The rest of the night proceeded on a more lighthearted note as three entertainment icons were saluted and roasted. Some of the greats in the costume field honored Piero Tosi, the man who created the daring outfits that adorned the Italian New Wave. The award was bestowed (in absentia) in a surprise appearance by Claudia Cardinale, star of "8 ½" and "Once Upon A Time in the West" among other classics.

The house was truly and completely brought down by Martin Short who rose to all but burn in effigy his friend and "Three Amigos" co-star Steve Martin. "The Governors Awards are one of the highest honors an actor can receive, in mid-November," he began, continuing: "So many have used the word genius tonight that I might as well say it about Steve Martin."

After a more earnest tribute by Tom Hanks, Martin accepted his award saying, "I can't express how I feel tonight because the botox is still fresh." By the end of his hilarious remarks, however, as he thanked all those who had guided his career and his life, even Martin succumbed to the sentiment of the night and had to fight back tears.

[Photos: 2013 Governors Awards Red Carpet]

The biggest applause was saved for last, however, as Angela Lansbury took the stage after salutes by Emma Thompson and Geoffrey Rush.

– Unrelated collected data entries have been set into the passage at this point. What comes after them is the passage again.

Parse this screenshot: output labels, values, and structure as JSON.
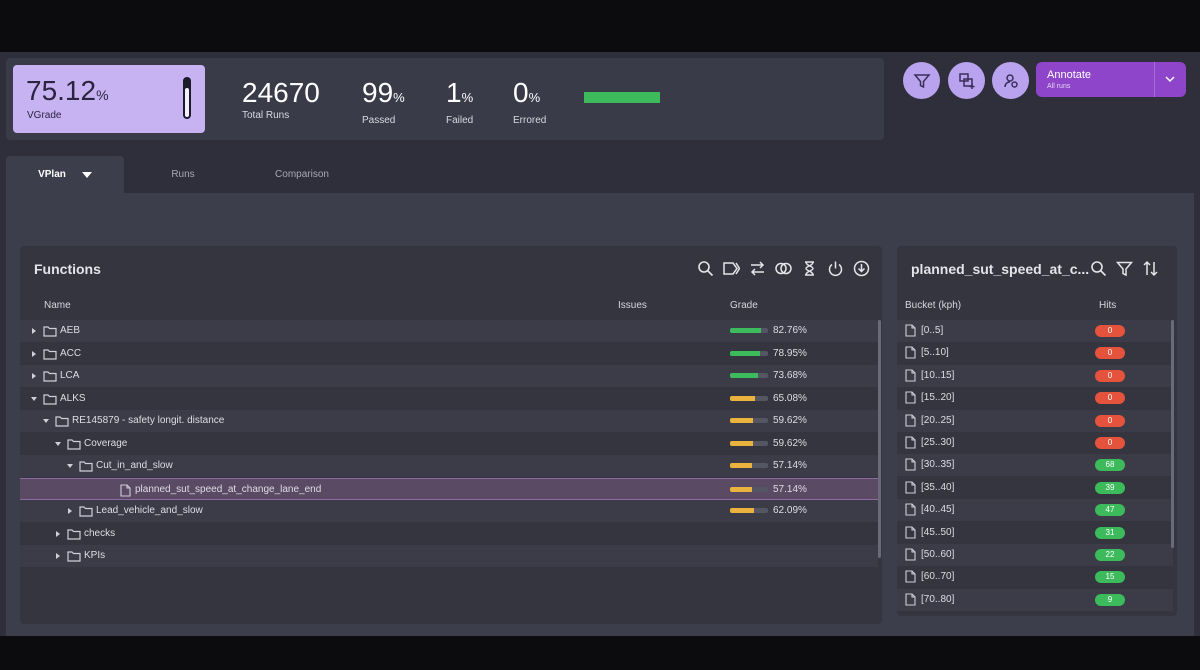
{
  "stats": {
    "vgrade_value": "75.12",
    "vgrade_unit": "%",
    "vgrade_label": "VGrade",
    "vgrade_level": 0.7512,
    "total_runs": "24670",
    "total_runs_label": "Total Runs",
    "passed_value": "99",
    "passed_unit": "%",
    "passed_label": "Passed",
    "failed_value": "1",
    "failed_unit": "%",
    "failed_label": "Failed",
    "errored_value": "0",
    "errored_unit": "%",
    "errored_label": "Errored"
  },
  "toolbar": {
    "icons": [
      "filter-icon",
      "add-chart-icon",
      "user-settings-icon"
    ],
    "annotate_label": "Annotate",
    "annotate_sub": "All runs"
  },
  "tabs": [
    {
      "label": "VPlan",
      "active": true
    },
    {
      "label": "Runs",
      "active": false
    },
    {
      "label": "Comparison",
      "active": false
    }
  ],
  "functions": {
    "title": "Functions",
    "columns": {
      "name": "Name",
      "issues": "Issues",
      "grade": "Grade"
    },
    "icons": [
      "search-icon",
      "tag-icon",
      "swap-icon",
      "overlap-icon",
      "hourglass-icon",
      "power-icon",
      "download-icon"
    ],
    "rows": [
      {
        "name": "AEB",
        "grade": "82.76%",
        "fill": 0.8276,
        "color": "#3cba5c",
        "type": "folder",
        "expanded": false
      },
      {
        "name": "ACC",
        "grade": "78.95%",
        "fill": 0.7895,
        "color": "#3cba5c",
        "type": "folder",
        "expanded": false
      },
      {
        "name": "LCA",
        "grade": "73.68%",
        "fill": 0.7368,
        "color": "#3cba5c",
        "type": "folder",
        "expanded": false
      },
      {
        "name": "ALKS",
        "grade": "65.08%",
        "fill": 0.6508,
        "color": "#e9b33e",
        "type": "folder",
        "expanded": true
      },
      {
        "name": "RE145879 - safety longit. distance",
        "grade": "59.62%",
        "fill": 0.5962,
        "color": "#e9b33e",
        "type": "folder",
        "expanded": true
      },
      {
        "name": "Coverage",
        "grade": "59.62%",
        "fill": 0.5962,
        "color": "#e9b33e",
        "type": "folder",
        "expanded": true
      },
      {
        "name": "Cut_in_and_slow",
        "grade": "57.14%",
        "fill": 0.5714,
        "color": "#e9b33e",
        "type": "folder",
        "expanded": true
      },
      {
        "name": "planned_sut_speed_at_change_lane_end",
        "grade": "57.14%",
        "fill": 0.5714,
        "color": "#e9b33e",
        "type": "file",
        "selected": true
      },
      {
        "name": "Lead_vehicle_and_slow",
        "grade": "62.09%",
        "fill": 0.6209,
        "color": "#e9b33e",
        "type": "folder",
        "expanded": false
      },
      {
        "name": "checks",
        "grade": "",
        "fill": 0,
        "color": "",
        "type": "folder",
        "expanded": false
      },
      {
        "name": "KPIs",
        "grade": "",
        "fill": 0,
        "color": "",
        "type": "folder",
        "expanded": false
      }
    ]
  },
  "buckets": {
    "title": "planned_sut_speed_at_c...",
    "columns": {
      "bucket": "Bucket (kph)",
      "hits": "Hits"
    },
    "icons": [
      "search-icon",
      "filter-icon",
      "sort-icon"
    ],
    "rows": [
      {
        "bucket": "[0..5]",
        "hits": "0",
        "color": "#e5533d"
      },
      {
        "bucket": "[5..10]",
        "hits": "0",
        "color": "#e5533d"
      },
      {
        "bucket": "[10..15]",
        "hits": "0",
        "color": "#e5533d"
      },
      {
        "bucket": "[15..20]",
        "hits": "0",
        "color": "#e5533d"
      },
      {
        "bucket": "[20..25]",
        "hits": "0",
        "color": "#e5533d"
      },
      {
        "bucket": "[25..30]",
        "hits": "0",
        "color": "#e5533d"
      },
      {
        "bucket": "[30..35]",
        "hits": "68",
        "color": "#3cba5c"
      },
      {
        "bucket": "[35..40]",
        "hits": "39",
        "color": "#3cba5c"
      },
      {
        "bucket": "[40..45]",
        "hits": "47",
        "color": "#3cba5c"
      },
      {
        "bucket": "[45..50]",
        "hits": "31",
        "color": "#3cba5c"
      },
      {
        "bucket": "[50..60]",
        "hits": "22",
        "color": "#3cba5c"
      },
      {
        "bucket": "[60..70]",
        "hits": "15",
        "color": "#3cba5c"
      },
      {
        "bucket": "[70..80]",
        "hits": "9",
        "color": "#3cba5c"
      }
    ]
  }
}
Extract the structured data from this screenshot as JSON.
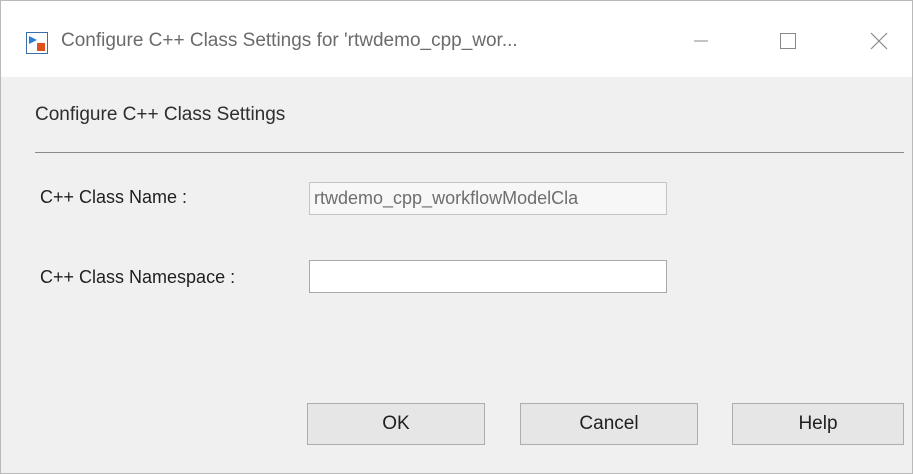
{
  "window": {
    "title": "Configure C++ Class Settings for 'rtwdemo_cpp_wor...",
    "icon": "simulink-model-icon",
    "controls": {
      "minimize": "minimize-icon",
      "maximize": "maximize-icon",
      "close": "close-icon"
    }
  },
  "dialog": {
    "section_title": "Configure C++ Class Settings",
    "fields": {
      "class_name": {
        "label": "C++ Class Name :",
        "value": "rtwdemo_cpp_workflowModelCla"
      },
      "class_namespace": {
        "label": "C++ Class Namespace :",
        "value": ""
      }
    },
    "buttons": {
      "ok": "OK",
      "cancel": "Cancel",
      "help": "Help"
    }
  },
  "colors": {
    "title_text": "#6b6b6b",
    "dialog_bg": "#f0f0f0",
    "button_bg": "#e6e6e6"
  }
}
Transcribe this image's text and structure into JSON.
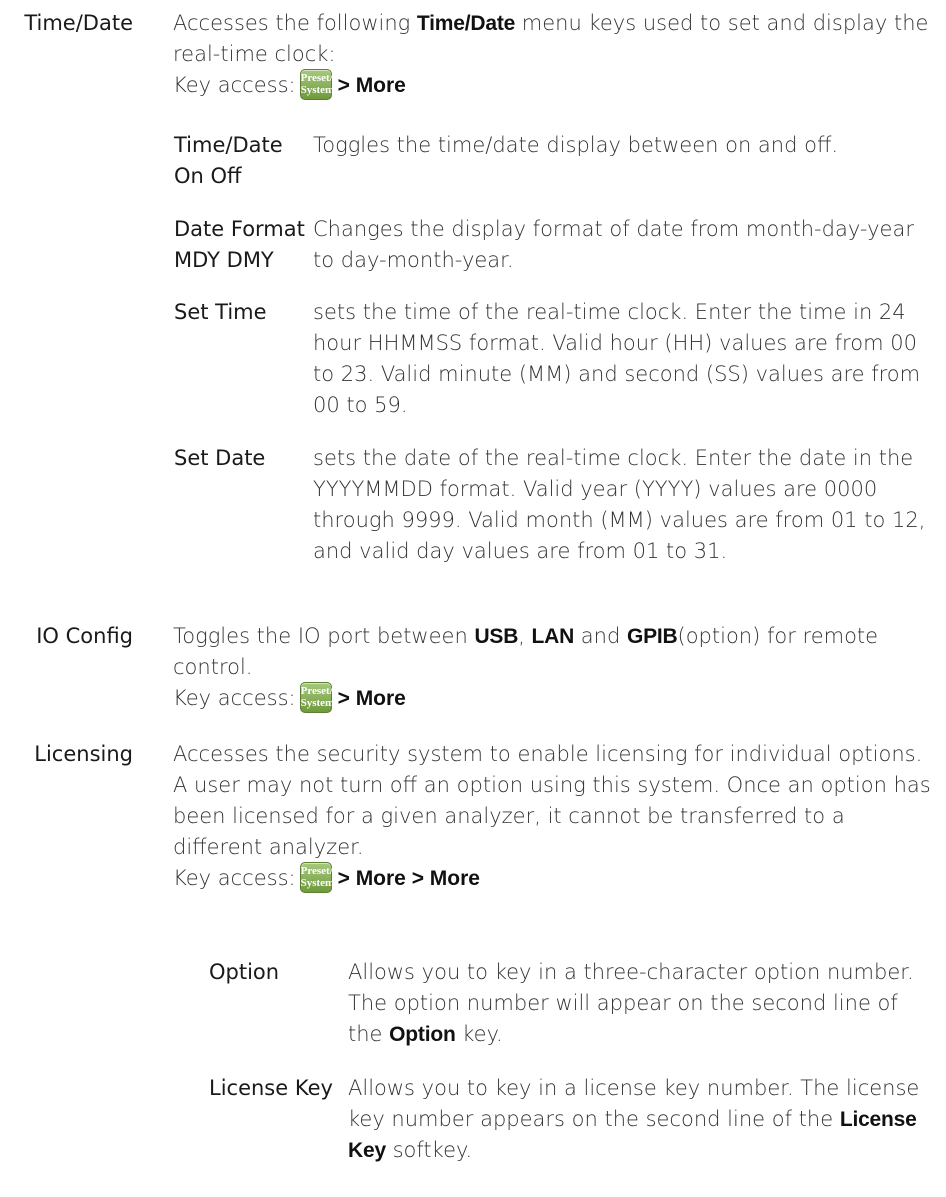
{
  "time_date": {
    "term": "Time/Date",
    "desc_pre": "Accesses the following ",
    "desc_bold": "Time/Date",
    "desc_post": " menu keys used to set and display the real-time clock:",
    "key_access_label": "Key access:",
    "key_cap_line1": "Preset/",
    "key_cap_line2": "System",
    "key_path": "> More",
    "sub": [
      {
        "term_l1": "Time/Date",
        "term_l2": "On Off",
        "desc": "Toggles the time/date display between on and off."
      },
      {
        "term_l1": "Date Format",
        "term_l2": "MDY DMY",
        "desc": "Changes the display format of date from month-day-year to day-month-year."
      },
      {
        "term_l1": "Set Time",
        "term_l2": "",
        "desc": "sets the time of the real-time clock. Enter the time in 24 hour HHMMSS format. Valid hour (HH) values are from 00 to 23. Valid minute (MM) and second (SS) values are from 00 to 59."
      },
      {
        "term_l1": "Set Date",
        "term_l2": "",
        "desc": "sets the date of the real-time clock. Enter the date in the YYYYMMDD format. Valid year (YYYY) values are 0000 through 9999. Valid month (MM) values are from 01 to 12, and valid day values are from 01 to 31."
      }
    ]
  },
  "io_config": {
    "term": "IO Config",
    "desc_1": "Toggles the IO port between ",
    "b1": "USB",
    "desc_2": ", ",
    "b2": "LAN",
    "desc_3": " and ",
    "b3": "GPIB",
    "desc_4": "(option) for remote control.",
    "key_access_label": "Key access:",
    "key_cap_line1": "Preset/",
    "key_cap_line2": "System",
    "key_path": "> More"
  },
  "licensing": {
    "term": "Licensing",
    "desc": "Accesses the security system to enable licensing for individual options. A user may not turn off an option using this system. Once an option has been licensed for a given analyzer, it cannot be transferred to a different analyzer.",
    "key_access_label": "Key access:",
    "key_cap_line1": "Preset/",
    "key_cap_line2": "System",
    "key_path": "> More > More",
    "option": {
      "term": "Option",
      "desc_pre": "Allows you to key in a three-character option number. The option number will appear on the second line of the ",
      "desc_bold": "Option",
      "desc_post": " key."
    },
    "license_key": {
      "term": "License Key",
      "desc_pre": "Allows you to key in a license key number. The license key number appears on the second line of the ",
      "desc_bold": "License Key",
      "desc_post": " softkey."
    }
  }
}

Her speech was a reminder that we are down to our last ties to filmdom's Golden Age. Lansbury rattled off reminiscences of co-stars now long gone: Bette Davis, Ingrid Bergman, Katharine Hepburn, and Frank Sinatra to name just a few.

Looking around the room as the lights rose, one could indeed see the reshuffling that has taken place as the generations have moved down the table. Those Lansbury's era have all but moved on, while the once icons like Warren Beatty, Bruce Dern, and Jon Voight are now clearly the Old Hollywood presences. Yesterday's pin-ups — Brad and Angelina, Jennifer Garner — are today's establishment. While a new generation was stepping into their place — here represented by the "12 Years a Slave" break-out star Lupita Nyong'o who mingled among the eminences.

But there was also a sense of the kinship of movie makers that hung in the air. From the unlikely pair of Jolie and Lucas finding each other in this crazy business, to Angela Lansbury's reminiscences on that "crazy and wonderful" Bette Davis, to Steve Martin's reflections on a craft services table with "the slowest toaster in the world" and "Twizzlers for breakfast," the night was the Hollywood creative community's one moment to just-between-friends honor what makes this such an odd and wonderful place to work as places to work go.

The night's glow remained even as tables were cleared and many seemed not to want to ever leave. Martin Short climbed up on a chair to take a keepsake picture of one couple on their own iPhone. Jon Voight, in white scarf, having joined his daughter's table for the evening, made circles of the room, ultimately leaving just as the tables were about to be taken up.